Beyond formal institutions like NATO, the pressure for action will find other outlets in the form of ad hoc coalitions involving citizens and companies. Neither individuals nor businesses are able to muster military force for a ground invasion, but they can contribute to the maintenance of the vitally important communications network in a conflict zone. Future interventions will take the form of reconnecting the Internet or helping a rebel-held area set up an independent and secure network.

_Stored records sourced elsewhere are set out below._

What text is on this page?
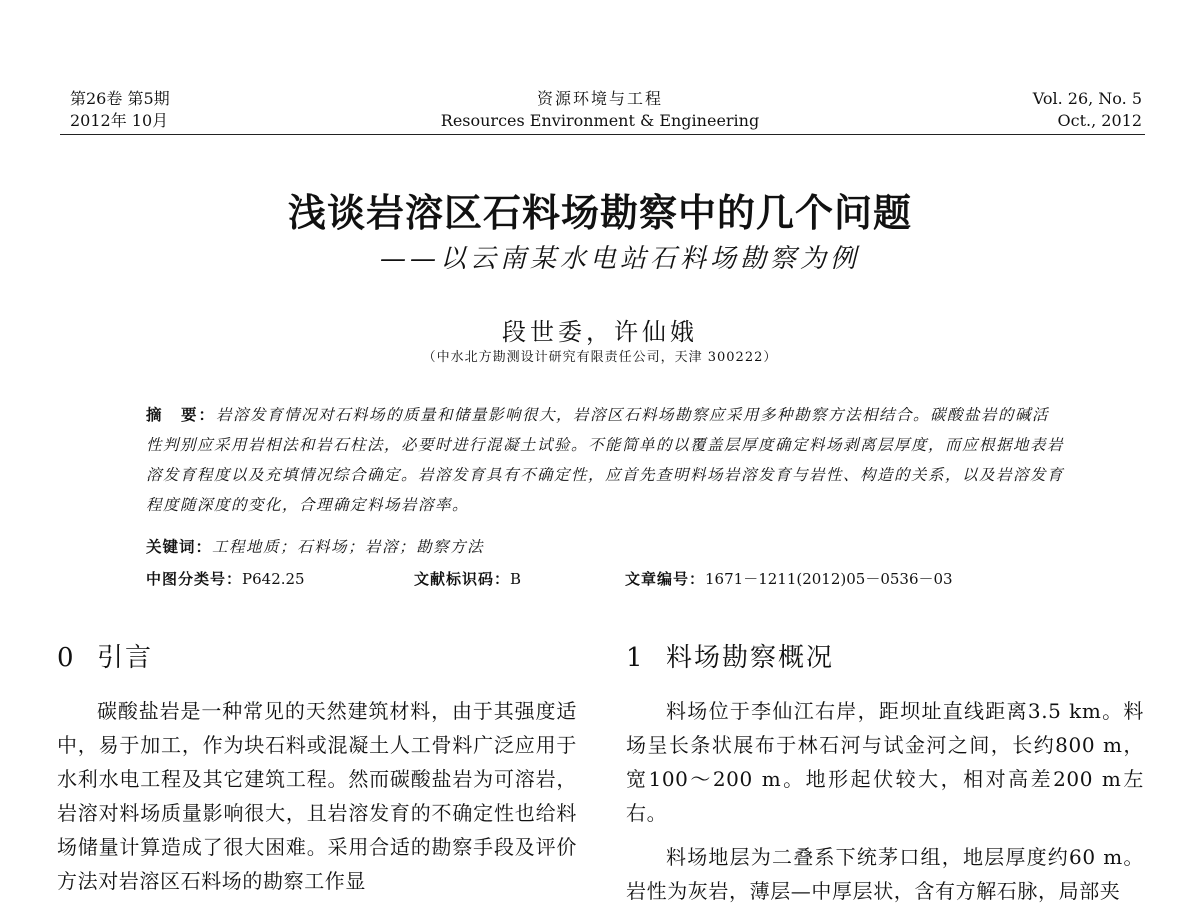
第26卷 第5期
2012年 10月
资源环境与工程
Resources Environment & Engineering
Vol. 26, No. 5
Oct., 2012
浅谈岩溶区石料场勘察中的几个问题
——以云南某水电站石料场勘察为例
段世委，许仙娥
（中水北方勘测设计研究有限责任公司，天津 300222）
摘　要：岩溶发育情况对石料场的质量和储量影响很大，岩溶区石料场勘察应采用多种勘察方法相结合。碳酸盐岩的碱活性判别应采用岩相法和岩石柱法，必要时进行混凝土试验。不能简单的以覆盖层厚度确定料场剥离层厚度，而应根据地表岩溶发育程度以及充填情况综合确定。岩溶发育具有不确定性，应首先查明料场岩溶发育与岩性、构造的关系，以及岩溶发育程度随深度的变化，合理确定料场岩溶率。
关键词：工程地质；石料场；岩溶；勘察方法
中图分类号：P642.25	文献标识码：B	文章编号：1671－1211(2012)05－0536－03
0 引言	1 料场勘察概况

碳酸盐岩是一种常见的天然建筑材料，由于其强度适中，易于加工，作为块石料或混凝土人工骨料广泛应用于水利水电工程及其它建筑工程。然而碳酸盐岩为可溶岩，岩溶对料场质量影响很大，且岩溶发育的不确定性也给料场储量计算造成了很大困难。采用合适的勘察手段及评价方法对岩溶区石料场的勘察工作显

料场位于李仙江右岸，距坝址直线距离3.5 km。料场呈长条状展布于林石河与试金河之间，长约800 m，宽100～200 m。地形起伏较大，相对高差200 m左右。

料场地层为二叠系下统茅口组，地层厚度约60 m。岩性为灰岩，薄层—中厚层状，含有方解石脉，局部夹
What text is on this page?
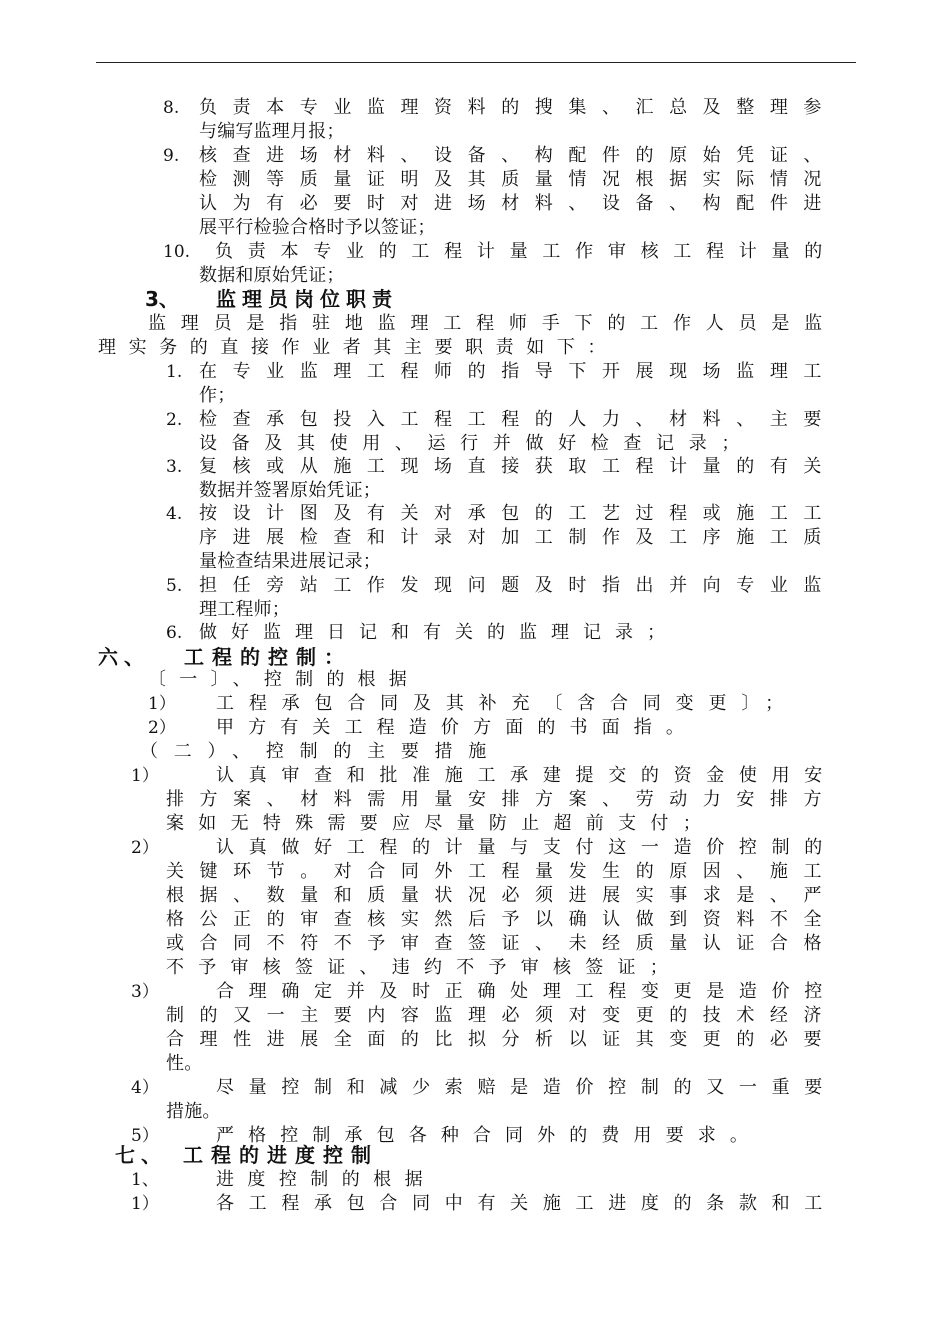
8. 负责本专业监理资料的搜集、汇总及整理参
与编写监理月报；
9. 核查进场材料、设备、构配件的原始凭证、
检测等质量证明及其质量情况根据实际情况
认为有必要时对进场材料、设备、构配件进
展平行检验合格时予以签证；
10. 负责本专业的工程计量工作审核工程计量的
数据和原始凭证；
3、 监理员岗位职责
监理员是指驻地监理工程师手下的工作人员是监
理实务的直接作业者其主要职责如下：
1. 在专业监理工程师的指导下开展现场监理工
作；
2. 检查承包投入工程工程的人力、材料、主要
设备及其使用、运行并做好检查记录；
3. 复核或从施工现场直接获取工程计量的有关
数据并签署原始凭证；
4. 按设计图及有关对承包的工艺过程或施工工
序进展检查和计录对加工制作及工序施工质
量检查结果进展记录；
5. 担任旁站工作发现问题及时指出并向专业监
理工程师；
6. 做好监理日记和有关的监理记录；
六、 工程的控制：
〔一〕、控制的根据
1） 工程承包合同及其补充〔含合同变更〕；
2） 甲方有关工程造价方面的书面指。
（二）、控制的主要措施
1）	认真审查和批准施工承建提交的资金使用安
排方案、材料需用量安排方案、劳动力安排方
案如无特殊需要应尽量防止超前支付；
2）	认真做好工程的计量与支付这一造价控制的
关键环节。对合同外工程量发生的原因、施工
根据、数量和质量状况必须进展实事求是、严
格公正的审查核实然后予以确认做到资料不全
或合同不符不予审查签证、未经质量认证合格
不予审核签证、违约不予审核签证；
3）	合理确定并及时正确处理工程变更是造价控
制的又一主要内容监理必须对变更的技术经济
合理性进展全面的比拟分析以证其变更的必要
性。
4）	尽量控制和减少索赔是造价控制的又一重要
措施。
5）	严格控制承包各种合同外的费用要求。
七、 工程的进度控制
1、	进度控制的根据
1）	各工程承包合同中有关施工进度的条款和工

In the event of state or state-sponsored manipulation of communications, we’ll see a concerted effort by international stakeholders to intervene and restore free and uninterrupted access without waiting for U.N. approval.

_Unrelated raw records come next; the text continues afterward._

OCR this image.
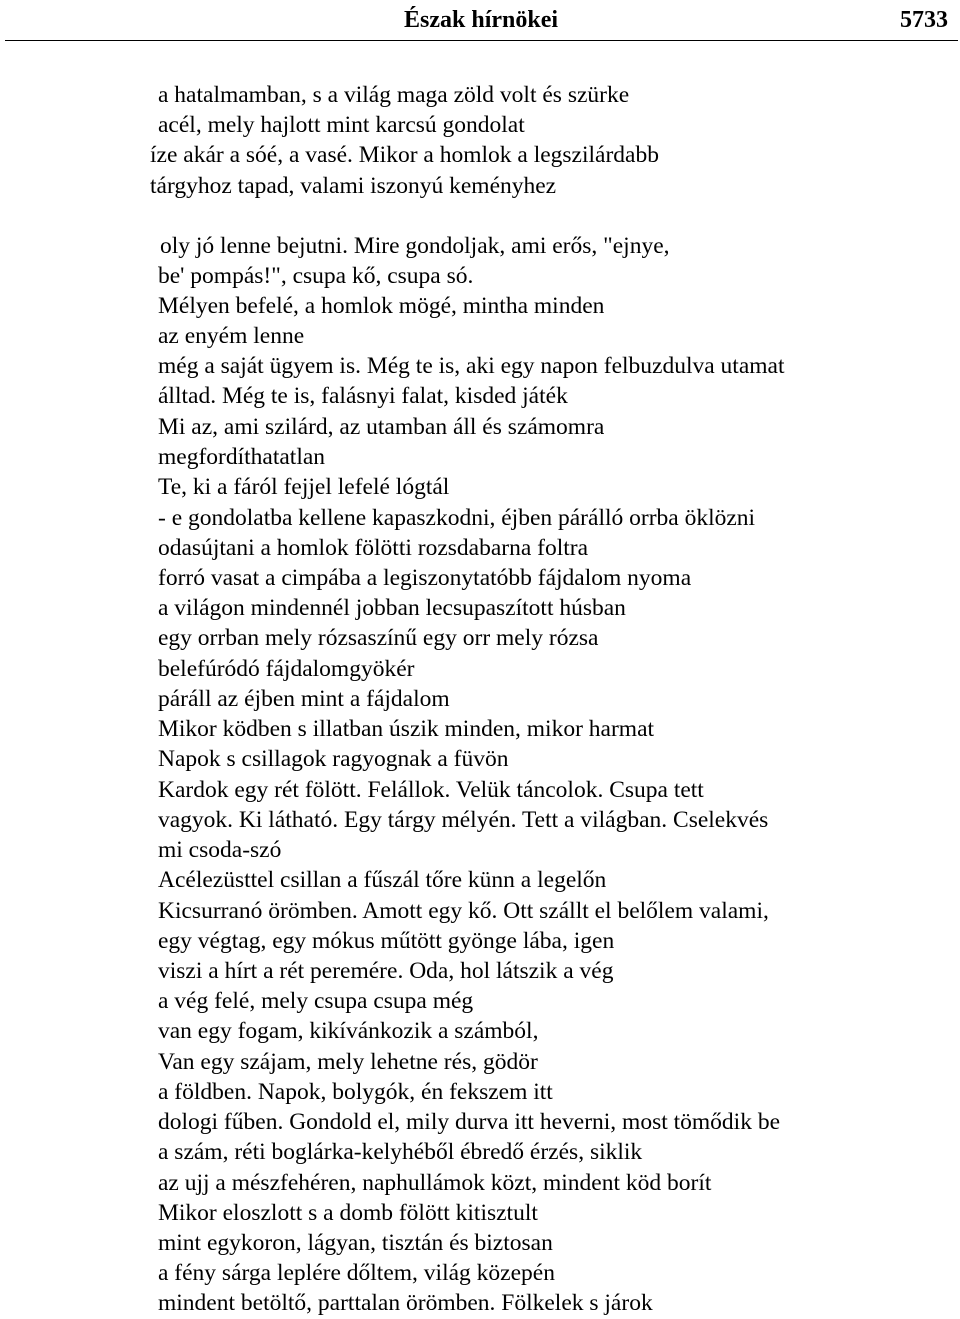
Észak hírnökei	5733
a hatalmamban, s a világ maga zöld volt és szürke
acél, mely hajlott mint karcsú gondolat
íze akár a sóé, a vasé. Mikor a homlok a legszilárdabb
tárgyhoz tapad, valami iszonyú keményhez
oly jó lenne bejutni. Mire gondoljak, ami erős, "ejnye,
be' pompás!", csupa kő, csupa só.
Mélyen befelé, a homlok mögé, mintha minden
az enyém lenne
még a saját ügyem is. Még te is, aki egy napon felbuzdulva utamat
álltad. Még te is, falásnyi falat, kisded játék
Mi az, ami szilárd, az utamban áll és számomra
megfordíthatatlan
Te, ki a fáról fejjel lefelé lógtál
- e gondolatba kellene kapaszkodni, éjben párálló orrba öklözni
odasújtani a homlok fölötti rozsdabarna foltra
forró vasat a cimpába a legiszonytatóbb fájdalom nyoma
a világon mindennél jobban lecsupaszított húsban
egy orrban mely rózsaszínű egy orr mely rózsa
belefúródó fájdalomgyökér
páráll az éjben mint a fájdalom
Mikor ködben s illatban úszik minden, mikor harmat
Napok s csillagok ragyognak a füvön
Kardok egy rét fölött. Felállok. Velük táncolok. Csupa tett
vagyok. Ki látható. Egy tárgy mélyén. Tett a világban. Cselekvés
mi csoda-szó
Acélezüsttel csillan a fűszál tőre künn a legelőn
Kicsurranó örömben. Amott egy kő. Ott szállt el belőlem valami,
egy végtag, egy mókus műtött gyönge lába, igen
viszi a hírt a rét peremére. Oda, hol látszik a vég
a vég felé, mely csupa csupa még
van egy fogam, kikívánkozik a számból,
Van egy szájam, mely lehetne rés, gödör
a földben. Napok, bolygók, én fekszem itt
dologi fűben. Gondold el, mily durva itt heverni, most tömődik be
a szám, réti boglárka-kelyhéből ébredő érzés, siklik
az ujj a mészfehéren, naphullámok közt, mindent köd borít
Mikor eloszlott s a domb fölött kitisztult
mint egykoron, lágyan, tisztán és biztosan
a fény sárga leplére dőltem, világ közepén
mindent betöltő, parttalan örömben. Fölkelek s járok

It’s not the connectivity that is crucial per se (civilians in conflict zones might already have some form of communications access) but rather what a secure and fast network enables people to do. Doctors in makeshift field hospitals will be able to coordinate quickly, internally and internationally, to distribute medical supplies, arrange airdrops and document what they’re seeing. Rebel fighters will communicate securely, off the government’s telecommunications network, at ranges and on platforms much more useful than radios. Civilians will interact with members of their families in the diaspora on otherwise blocked platforms and use safe channels—mainly an array of proxy and circumvention tools—to send money in or information out.

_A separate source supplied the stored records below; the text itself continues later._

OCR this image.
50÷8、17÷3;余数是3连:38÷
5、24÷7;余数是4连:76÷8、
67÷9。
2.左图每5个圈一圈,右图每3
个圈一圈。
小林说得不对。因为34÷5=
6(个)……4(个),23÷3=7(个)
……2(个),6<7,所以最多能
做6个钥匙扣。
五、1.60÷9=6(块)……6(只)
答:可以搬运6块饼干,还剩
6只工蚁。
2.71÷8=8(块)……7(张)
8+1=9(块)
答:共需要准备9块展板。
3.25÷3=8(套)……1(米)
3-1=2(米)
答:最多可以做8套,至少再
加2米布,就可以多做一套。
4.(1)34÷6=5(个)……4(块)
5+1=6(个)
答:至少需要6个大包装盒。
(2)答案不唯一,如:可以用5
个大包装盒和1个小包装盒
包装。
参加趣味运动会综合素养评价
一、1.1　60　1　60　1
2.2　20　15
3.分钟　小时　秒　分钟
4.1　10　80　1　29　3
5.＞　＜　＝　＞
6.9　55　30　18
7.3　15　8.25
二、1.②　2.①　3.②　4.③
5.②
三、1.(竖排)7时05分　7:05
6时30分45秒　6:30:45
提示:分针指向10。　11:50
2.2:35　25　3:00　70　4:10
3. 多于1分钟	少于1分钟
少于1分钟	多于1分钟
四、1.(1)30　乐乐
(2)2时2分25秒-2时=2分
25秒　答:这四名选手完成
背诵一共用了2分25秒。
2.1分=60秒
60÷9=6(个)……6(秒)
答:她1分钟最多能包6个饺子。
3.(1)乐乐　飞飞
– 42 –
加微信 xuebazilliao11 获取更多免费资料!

Coalitions of states could send the equivalent of Special Forces troops to help rebel movements disconnect from the government network and establish their own network. Today, actions like these are taken but in independent fashion. A group of Libyan ministers told us the story of a brave American soul called Fred who arrived in the rebel stronghold of Benghazi in a wooden boat, armed with communications supplies and determined to help the rebels build their own telecommunications network. Fred eliminated the Gadhafi-era wiretaps as his first task. In the future, this will be a combat operation, particularly in places not accessible from the sea.

The composition of intervening coalitions will change in turn. States with small militaries but strong technology sectors will become new power players. Today, Bangladesh is among the most frequent contributors of troops to international peacekeeping missions. In the future, it will be countries with strong technology sectors, presently including Estonia, Sweden, Finland, Norway and Chile, who lead the charge in this type of mission. Coalitions of the connected will bring the political will and digital weaponry like high bandwidth, jerry-rigged independent mobile networks and enhanced cybersecurity. Such countries might also contribute to military interventions, with their own robot and aerial-drone armies. Some states, particularly small ones, will find it easier, cheaper and more politically expedient to build and commit their own unmanned drone arsenal to multilateral efforts, rather than cultivating and deploying human troops.